Archive for the ‘Linguistics’ category

Autoglosser2 released

February 2nd, 2018

During 2009-11 I wrote the Bangor Autoglosser to gloss the Bangor ESRC corpora of multilingual (Welsh, Spanish, English) conversational text. I’ve done a new version, Autoglosser2, that focusses on Welsh written text, and outputs CorCenCC tags as well as Bangor-type glosses. Speed has been greatly increased too, from 1,000 to 22,000 glossses/minute. You can test it online, but for detailed work it’s better to download and install locally. There’s also a detailed manual available. Lots of work to do on it still, but it’s pretty robust, and gives reasonably good results.

Article on typesetting pitch in LaTeX

November 3rd, 2015

I should have mentioned earlier, but the 2013 article I published in TUGboat is now freely available after the subscriber purdah period. The article shows how most pitch-related markings can be represented in LaTeX.

Note that Mark Wibrow’s excellent tikz-pitch-contour code is now located at GitHub, since Gitorious is no longer extant.

Autoglossing Gàidhlig

August 28th, 2013

Over the last month I’ve been wondering about how easy it would be to port the Autoglosser to some completely new language material. This would give me the opportunity to look at things like importing normal text instead of CHAT files, dealing with multiwords (collocations where the meaning of the whole is different from the combined meaning of the parts), better handling of capitalised items, etc. Eventually I decided to take the plunge with Gàidhlig (Scottish Gaelic), which I learnt 30 years ago in Sabhal Mòr Ostaig when it was still a collection of farm buildings ….

Surprisingly, once I had assembled a dictionary, the actual port took only a couple of days, and gives pretty good results, as you can see from the output at the website. There’s obviously a lot to be done yet – in particular, developing a stemmer to simplify the dictionary. Talking of which, I also put together a little TeX script which typesets the dictionary in the form I’ve always wanted: all words listed in alphabetical order, but with the lemma specified where they are derived forms, and also each derived word listed as part of the generating word/lemma’s own entry. Still needs a bit of work (it should be in two columns, for instance), but it shows that the dictionary layout is robust enough to give quite sophisticated output.

This port opens the way for more work on streamlining text consumption by the Autoglosser – at present, punctuation is not handled as well as I’d like. The multiword work is also a first step in allowing the handling of languages with disjunctive writing systems (eg Sotho).

Kynulliad3 released

July 3rd, 2013

I’ve just released Kynulliad3 – a corpus of aligned Welsh and English sentences, drawn from the Record of Proceedings of the Third Assembly (2007-2011) of the National Assembly for Wales. It contains over 350,000 sentences and almost 9m words in each language, and is a sort of sequel to Jones and Eisele‘s earlier PNAW corpus.
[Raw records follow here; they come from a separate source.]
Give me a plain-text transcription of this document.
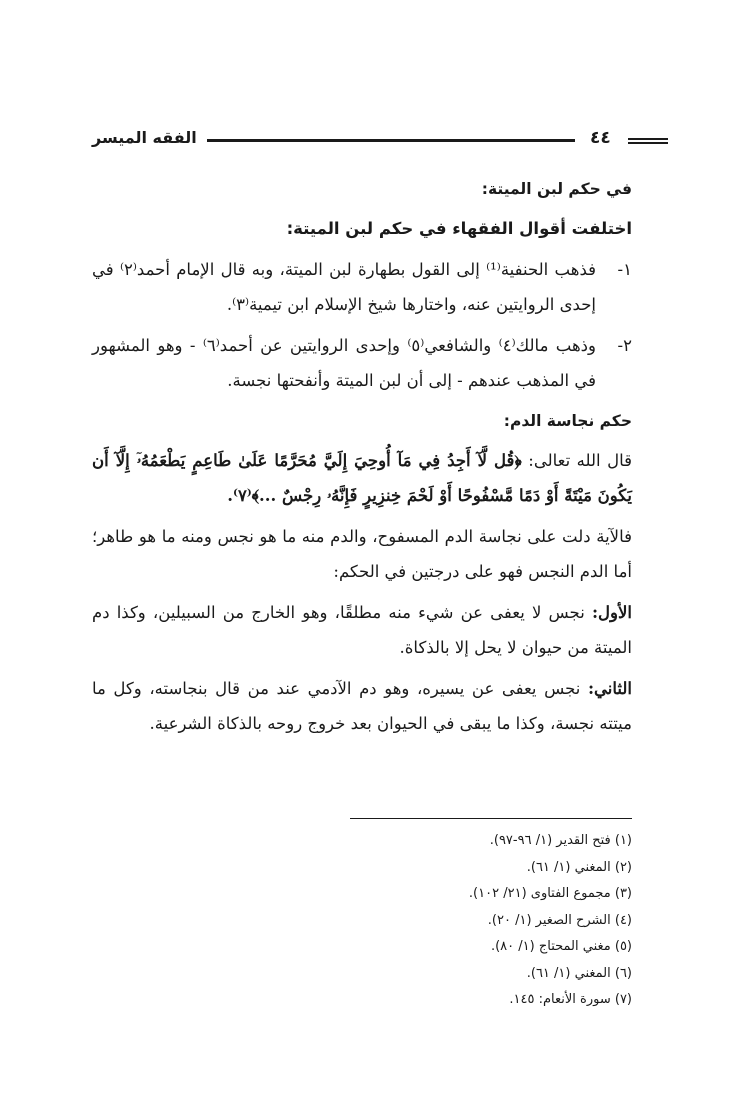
الفقه الميسر	٤٤
في حكم لبن الميتة:
اختلفت أقوال الفقهاء في حكم لبن الميتة:
١-
فذهب الحنفية⁽¹⁾ إلى القول بطهارة لبن الميتة، وبه قال الإمام أحمد⁽٢⁾ في إحدى الروايتين عنه، واختارها شيخ الإسلام ابن تيمية⁽٣⁾.
٢-
وذهب مالك⁽٤⁾ والشافعي⁽٥⁾ وإحدى الروايتين عن أحمد⁽٦⁾ - وهو المشهور في المذهب عندهم - إلى أن لبن الميتة وأنفحتها نجسة.
حكم نجاسة الدم:

قال الله تعالى: ﴿قُل لَّآ أَجِدُ فِي مَآ أُوحِيَ إِلَيَّ مُحَرَّمًا عَلَىٰ طَاعِمٍ يَطْعَمُهُۥٓ إِلَّآ أَن يَكُونَ مَيْتَةً أَوْ دَمًا مَّسْفُوحًا أَوْ لَحْمَ خِنزِيرٍ فَإِنَّهُۥ رِجْسٌ ...﴾⁽٧⁾.

فالآية دلت على نجاسة الدم المسفوح، والدم منه ما هو نجس ومنه ما هو طاهر؛ أما الدم النجس فهو على درجتين في الحكم:

الأول: نجس لا يعفى عن شيء منه مطلقًا، وهو الخارج من السبيلين، وكذا دم الميتة من حيوان لا يحل إلا بالذكاة.

الثاني: نجس يعفى عن يسيره، وهو دم الآدمي عند من قال بنجاسته، وكل ما ميتته نجسة، وكذا ما يبقى في الحيوان بعد خروج روحه بالذكاة الشرعية.

(١) فتح القدير (١/ ٩٦-٩٧).
(٢) المغني (١/ ٦١).
(٣) مجموع الفتاوى (٢١/ ١٠٢).
(٤) الشرح الصغير (١/ ٢٠).
(٥) مغني المحتاج (١/ ٨٠).
(٦) المغني (١/ ٦١).
(٧) سورة الأنعام: ١٤٥.
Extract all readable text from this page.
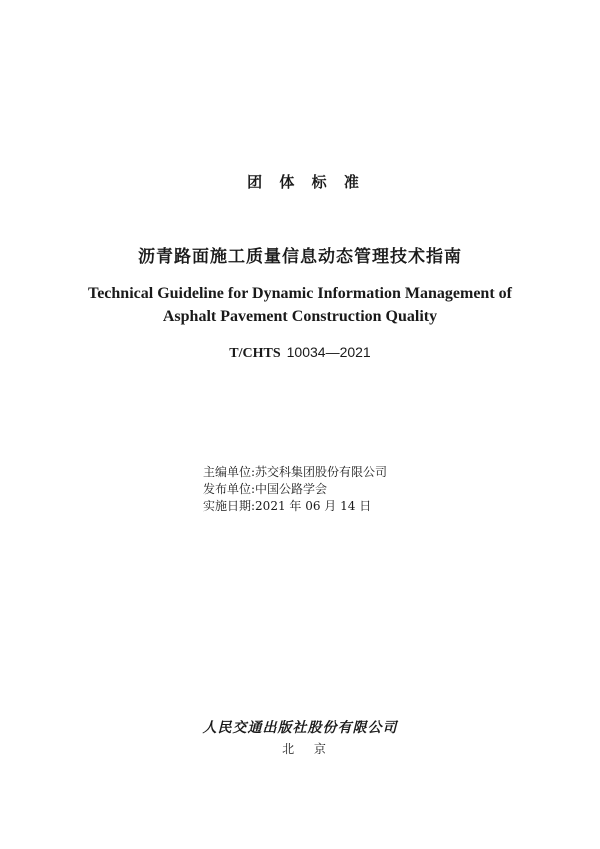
团 体 标 准
沥青路面施工质量信息动态管理技术指南
Technical Guideline for Dynamic Information Management of
Asphalt Pavement Construction Quality
T/CHTS 10034—2021
主编单位:苏交科集团股份有限公司
发布单位:中国公路学会
实施日期:2021 年 06 月 14 日
人民交通出版社股份有限公司
北 京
Hopefully it will mean that all the great work done by the Assembly’s translators can be re-used for language processing research. And it also has practical benefits for language checking – if, for instance, you are translating “of almost” and wonder whether bron (almost) should have the usual soft-mutation after o (of), all you need to do is put “of almost” in the search box, and you have your answer!
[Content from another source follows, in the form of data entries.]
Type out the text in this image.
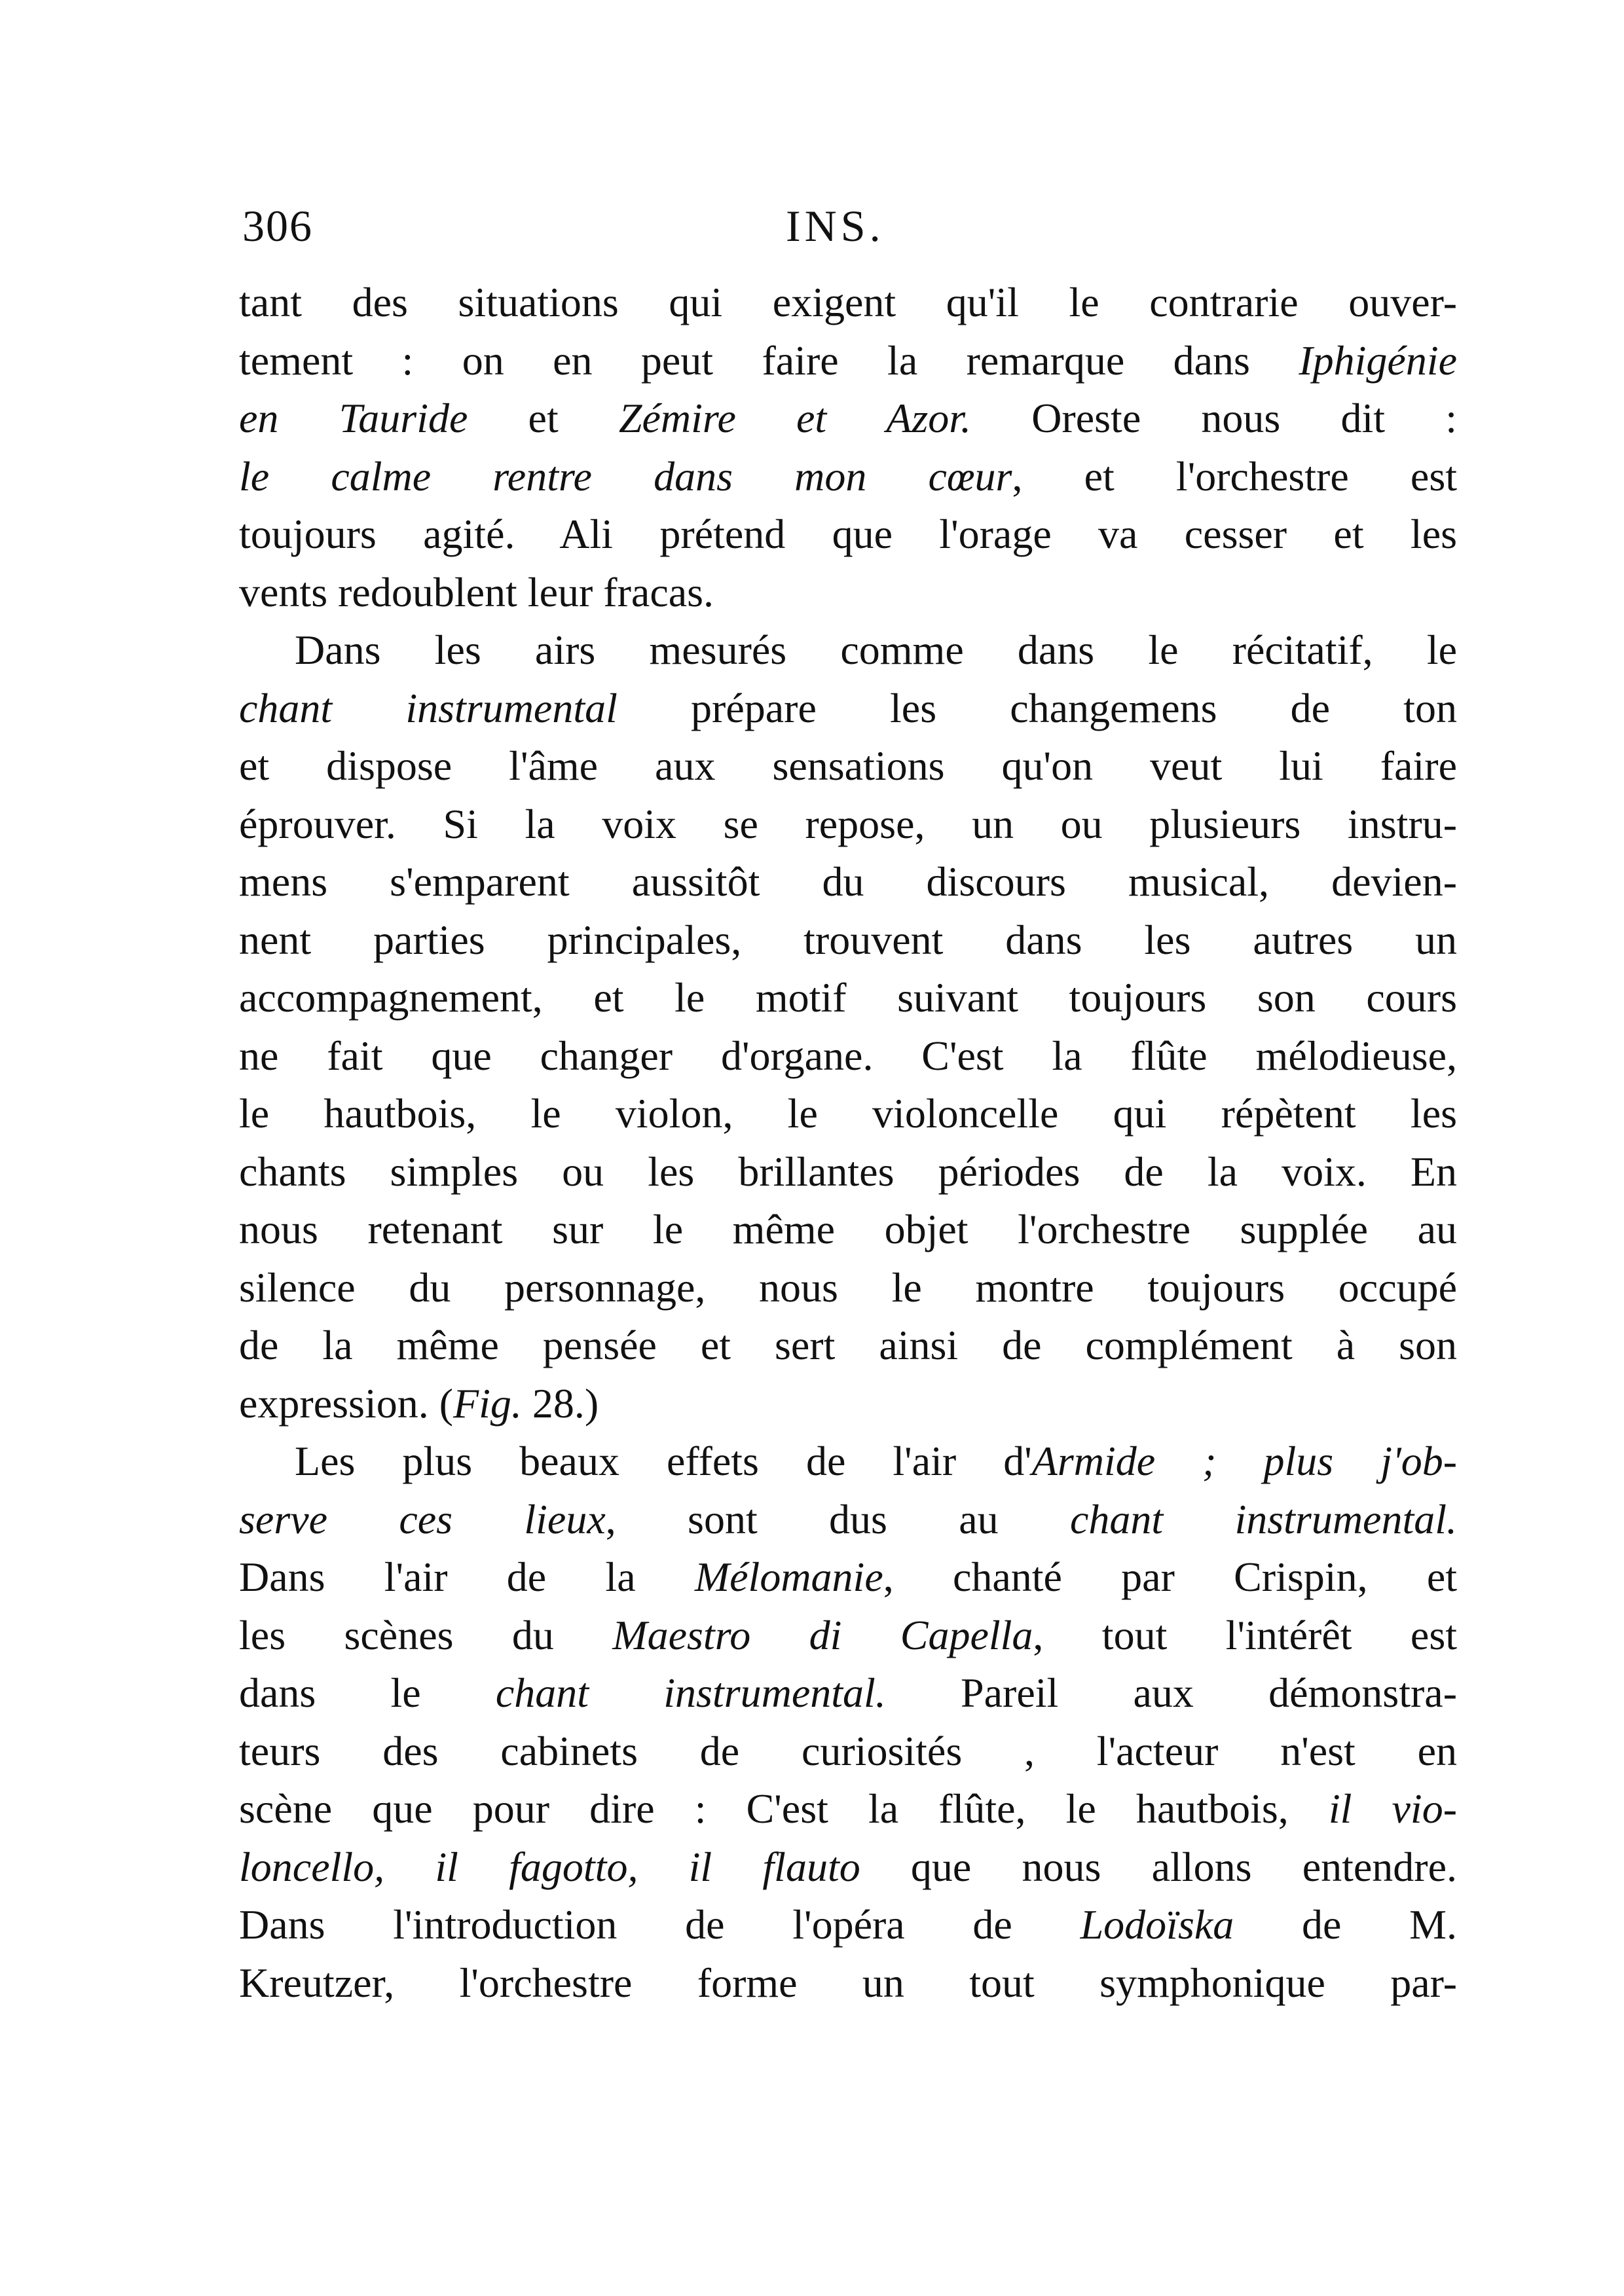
306	INS.
tant des situations qui exigent qu'il le contrarie ouver-
tement : on en peut faire la remarque dans Iphigénie
en Tauride et Zémire et Azor. Oreste nous dit :
le calme rentre dans mon cœur, et l'orchestre est
toujours agité. Ali prétend que l'orage va cesser et les
vents redoublent leur fracas.
Dans les airs mesurés comme dans le récitatif, le
chant instrumental prépare les changemens de ton
et dispose l'âme aux sensations qu'on veut lui faire
éprouver. Si la voix se repose, un ou plusieurs instru-
mens s'emparent aussitôt du discours musical, devien-
nent parties principales, trouvent dans les autres un
accompagnement, et le motif suivant toujours son cours
ne fait que changer d'organe. C'est la flûte mélodieuse,
le hautbois, le violon, le violoncelle qui répètent les
chants simples ou les brillantes périodes de la voix. En
nous retenant sur le même objet l'orchestre supplée au
silence du personnage, nous le montre toujours occupé
de la même pensée et sert ainsi de complément à son
expression. (Fig. 28.)
Les plus beaux effets de l'air d'Armide ; plus j'ob-
serve ces lieux, sont dus au chant instrumental.
Dans l'air de la Mélomanie, chanté par Crispin, et
les scènes du Maestro di Capella, tout l'intérêt est
dans le chant instrumental. Pareil aux démonstra-
teurs des cabinets de curiosités , l'acteur n'est en
scène que pour dire : C'est la flûte, le hautbois, il vio-
loncello, il fagotto, il flauto que nous allons entendre.
Dans l'introduction de l'opéra de Lodoïska de M.
Kreutzer, l'orchestre forme un tout symphonique par-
Patagonia and Miami corpora complete!

July 27th, 2012

Phew! There was just no time for anything over the last 6 months but the Patagonia and Miami corpora, and they’ve now been completed on schedule and sent off to Talkbank. Kudos to Professor Margaret Deuchar and her team of researchers.

Patagonia (Welsh/Spanish) corpus main statistics:
150k words, 78% Welsh, 17% Spanish, 5% indeterminate

Miami (Spanish/English) corpus main statistics:
167k words, 63% English, 34% Spanish, 3% indeterminate

Apart from producing the glosses via the Autoglosser, I was involved in running a Git repository, translation and editing, silencing audiofiles for privacy purposes, tweaking the files to accommodate last-minute changes to the CLAN format, and doing a website for the corpora themselves – very interesting indeed.

Possibly the best thing about the corpora is that, like the 2009 Siarad corpus, they are under the GPL. In fact, Siarad and Patagonia seem to be the only large-scale collections of Welsh text to use this free license, which ensures that everyone can have unfettered access to high-quality materials produced using public funds.

Talking of which, the website devoted to all three corpora is at BangorTalk. Have a look and listen to real language in action!

Autoglossing historical Welsh

December 11th, 2011

David Willis asked about the feasibility of using the Autoglosser to tag texts in his Historical Corpus of Welsh. It proved easier than expected to do a proof-of-concept: set up the Autoglosser to import from running monolingual text instead of conversational bilingual text, and then let everything else (lookup, constraint grammar and write-out) work as normal.

The section I chose was a 1,200 word piece from 1779 – a translation of the autobiography of James Groniosaw, an African prince who was enslaved. I set up a way of handling the old-style spelling, though that would need some more work, and the results are available here.

On a rough count, only about 3% of the words are actually tagged incorrectly. Another 40% are not sufficiently disambiguated, but that is more a matter of writing constraint grammar rules that will apply to this sort of text (we were in the same position with the conversation transcripts a few months ago). An interesting option might be to set up different rulesets for different periods or types of Welsh text, which you could plug in to the system as appropriate.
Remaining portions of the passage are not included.